Sunday, December 23, 2012

2012 Noir City Xmas

Yesterday broke a streak of 34 consecutive days with a post on this blog.

On Wednesday, I went to the Castro to see Noir City Xmas.  I believe 2012 is the third year in which Noir City has held a December event to announce its upcoming schedule.  One year was a Deanna Durbin double feature and another year had Glenn Ford dressed as Santa Claus.

This year's double feature was:

Holiday Affair starring Robert Mitchum & Janet Leigh; directed by Don Hartman; (1949)
Lady in the Lake starring Robert Montgomery & Audrey Totter; directed by Montgomery; (1947)

The program also included a short film.

This is Christmas starring Colin R. Campbell & Maggie Saunders; directed by Alex Norris; (2009)
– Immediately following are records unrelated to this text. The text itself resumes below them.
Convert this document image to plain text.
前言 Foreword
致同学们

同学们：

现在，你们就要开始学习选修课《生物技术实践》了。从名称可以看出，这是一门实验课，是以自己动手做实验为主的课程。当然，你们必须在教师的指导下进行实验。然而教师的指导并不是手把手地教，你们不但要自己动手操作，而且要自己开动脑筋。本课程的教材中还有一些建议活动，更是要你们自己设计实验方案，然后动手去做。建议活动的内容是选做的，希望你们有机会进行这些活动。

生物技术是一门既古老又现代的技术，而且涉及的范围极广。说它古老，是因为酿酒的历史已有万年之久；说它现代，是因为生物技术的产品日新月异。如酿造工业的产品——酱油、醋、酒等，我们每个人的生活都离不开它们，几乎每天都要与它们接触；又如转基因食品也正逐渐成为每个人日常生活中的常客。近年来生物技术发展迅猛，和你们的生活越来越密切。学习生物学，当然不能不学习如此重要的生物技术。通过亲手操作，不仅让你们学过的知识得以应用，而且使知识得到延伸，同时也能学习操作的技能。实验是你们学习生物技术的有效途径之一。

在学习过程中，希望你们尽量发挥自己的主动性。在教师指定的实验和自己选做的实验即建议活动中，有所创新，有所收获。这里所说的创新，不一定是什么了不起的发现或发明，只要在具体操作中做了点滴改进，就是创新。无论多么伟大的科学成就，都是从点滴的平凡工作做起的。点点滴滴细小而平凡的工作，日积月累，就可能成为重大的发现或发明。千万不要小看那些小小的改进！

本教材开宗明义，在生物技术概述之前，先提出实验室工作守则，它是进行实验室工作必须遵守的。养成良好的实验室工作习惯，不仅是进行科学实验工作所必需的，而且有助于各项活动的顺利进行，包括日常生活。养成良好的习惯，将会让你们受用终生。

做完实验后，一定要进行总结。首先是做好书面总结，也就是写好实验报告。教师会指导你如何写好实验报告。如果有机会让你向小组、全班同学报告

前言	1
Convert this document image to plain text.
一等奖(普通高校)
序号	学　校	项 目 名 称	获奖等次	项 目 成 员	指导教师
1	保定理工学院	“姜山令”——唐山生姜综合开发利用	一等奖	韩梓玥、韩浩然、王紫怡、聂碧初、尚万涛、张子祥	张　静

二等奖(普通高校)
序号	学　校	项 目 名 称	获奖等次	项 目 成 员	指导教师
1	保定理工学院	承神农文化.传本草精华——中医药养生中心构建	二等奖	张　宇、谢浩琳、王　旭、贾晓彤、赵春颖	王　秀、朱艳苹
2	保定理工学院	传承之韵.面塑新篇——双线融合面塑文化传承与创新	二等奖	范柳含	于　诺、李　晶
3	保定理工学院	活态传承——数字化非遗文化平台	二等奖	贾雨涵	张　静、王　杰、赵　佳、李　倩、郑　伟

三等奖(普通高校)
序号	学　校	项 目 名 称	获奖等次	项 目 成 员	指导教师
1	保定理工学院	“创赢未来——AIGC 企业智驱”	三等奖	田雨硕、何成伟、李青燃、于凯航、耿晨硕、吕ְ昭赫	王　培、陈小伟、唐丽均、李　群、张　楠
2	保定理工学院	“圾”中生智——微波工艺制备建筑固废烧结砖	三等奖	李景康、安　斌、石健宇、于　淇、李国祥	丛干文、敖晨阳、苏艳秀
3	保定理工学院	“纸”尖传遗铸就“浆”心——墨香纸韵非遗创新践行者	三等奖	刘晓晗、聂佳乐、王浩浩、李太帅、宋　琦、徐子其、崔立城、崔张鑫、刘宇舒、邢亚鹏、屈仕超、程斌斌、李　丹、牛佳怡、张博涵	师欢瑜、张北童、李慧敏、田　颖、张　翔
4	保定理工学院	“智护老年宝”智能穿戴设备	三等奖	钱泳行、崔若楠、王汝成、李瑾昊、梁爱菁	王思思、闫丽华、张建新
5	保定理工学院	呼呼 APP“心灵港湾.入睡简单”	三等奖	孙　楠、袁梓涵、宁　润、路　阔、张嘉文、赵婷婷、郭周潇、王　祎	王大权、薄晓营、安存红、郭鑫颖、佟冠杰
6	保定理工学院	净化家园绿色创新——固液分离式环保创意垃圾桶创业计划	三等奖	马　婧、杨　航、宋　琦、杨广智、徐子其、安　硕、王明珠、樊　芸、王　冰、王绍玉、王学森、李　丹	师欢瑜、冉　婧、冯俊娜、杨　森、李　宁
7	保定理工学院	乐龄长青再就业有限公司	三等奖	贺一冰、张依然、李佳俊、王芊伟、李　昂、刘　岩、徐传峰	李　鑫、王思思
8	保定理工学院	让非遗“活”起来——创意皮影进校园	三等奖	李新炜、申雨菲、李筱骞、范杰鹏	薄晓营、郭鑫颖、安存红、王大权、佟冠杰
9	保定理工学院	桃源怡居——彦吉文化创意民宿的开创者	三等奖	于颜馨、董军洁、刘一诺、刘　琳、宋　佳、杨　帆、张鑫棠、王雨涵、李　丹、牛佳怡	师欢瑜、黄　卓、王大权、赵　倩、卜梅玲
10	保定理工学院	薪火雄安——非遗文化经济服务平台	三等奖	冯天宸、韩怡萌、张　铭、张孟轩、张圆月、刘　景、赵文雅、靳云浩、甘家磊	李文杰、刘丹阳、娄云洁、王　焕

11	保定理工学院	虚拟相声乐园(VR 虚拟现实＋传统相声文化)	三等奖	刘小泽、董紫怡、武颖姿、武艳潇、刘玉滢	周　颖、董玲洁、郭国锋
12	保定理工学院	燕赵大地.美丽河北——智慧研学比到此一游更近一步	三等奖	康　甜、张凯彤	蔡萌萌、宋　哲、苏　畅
This is Christmas was an amusing film about a couple having a Christmas meal.  The wife is very adamant that her husband try the glazed parsnips.  For his part, the husband is a little insensitive towards his wife's efforts in preparing the meal.  The meal ends with a knife and a gun...at least, that's one potential ending.

As Czar of Noir Eddie Muller mentioned before the film, Holiday Affair is not noir at all.  It's a romantic comedy.  Janet Leigh (approximately age 22 and looking unrecognizable to me) is a widowed mother who makes her living as a comparison shopper.  Not familiar with the occupation, I did a little research and found that in the pre-internet days, retailers & market research firms would hire people to conduct research on prices, customer service and return policies.  If the film is to be believed, comparison shoppers could "outed" by department stores and subsequently be banned from all stores which would effectively end their career as a comparison shopper.  It's kind of like Las Vegas where casinos share information on suspected cheaters and card counters (not that I'm equating the two categories).

Any Janet Leigh's Connie buys a model train set from Bob Mitchum's Steve, a department store salesman.  Mitchum isn't very convincing as salesman but he puts on a game performance.  When Connie comes back to return the train set, Steve pegs her as a comparison shopper.  Rather than report her, he gives her a free pass...which results in him being fired from his job.

This leads to a series of encounters between Connie & Steve which doesn't sit well with Connie's lawyer boyfriend (Wendell Corey in a nice performance).  Although there is chemistry between Connie and Steve and Connie's young son Timmy (Gordon Gebert) openly favors Steve over Carl (Corey), Connie resists any notion of relationship.  Still recovering from the death of her husband, Connie as resisted Carl's marriage proposals for two years.  Only when her emotions are stirred to life by Steve does Connie accept Carl's marriage offer.

Full of contrived but amusing situations where the trio have to confront the awkwardness of their situation, Holiday Affair is a decent comedy.  Corey & Mitchum are noir stalwarts so the films seems miscast and off kilter but the lead actors do an adequate job with light comedy.

Lady in the Lake is memorable for its point-of-view camera angles.  With the exception of bookend shots of Robert Montgomery as Philip Marlowe, the entire film is told from Marlowe's point of view.  The actors face the camera as if the audience is Marlowe.  Occasionally, we see Montgomery in a mirror but otherwise, we only hear his voice.

Based on a Raymond Chandler story, the film is convoluted like many of his novels.  The ending left me scratching my head but Lady in the Lake is kept afloat by Audrey Totter's remarkable performance.  Looking more beautiful than I recall from previous films, Totter's Adrienne Fromsett runs the gamut from cold bitch to gold digger to femme fatale to adoring girlfriend.  She must have had a lot of fun with the character.

I won't even bother to recount the plot in detail - false identity, double murder and Marlowe gets beat up a lot.  If not for the POV camera angles, the film would be marginally memorable for Totter's performance.

Muller did mention there was a connection between the two films.  Lila Leeds who played the receptionist (giving Marlowe come hither looks throughout the film) was arrested with Bob Mitchum in 1948 for marijuana possession.  The arrest is infamous among Hollywood scandals.  The convictions were later overturned with the implication being the raid was a set up by LAPD.  Mitchum's career rebounded from the scandal but Leeds receded into obscurity.  Leeds would later make She Shoulda Said No!, a semi-biographical film based on Leeds' life including the marijuana bust.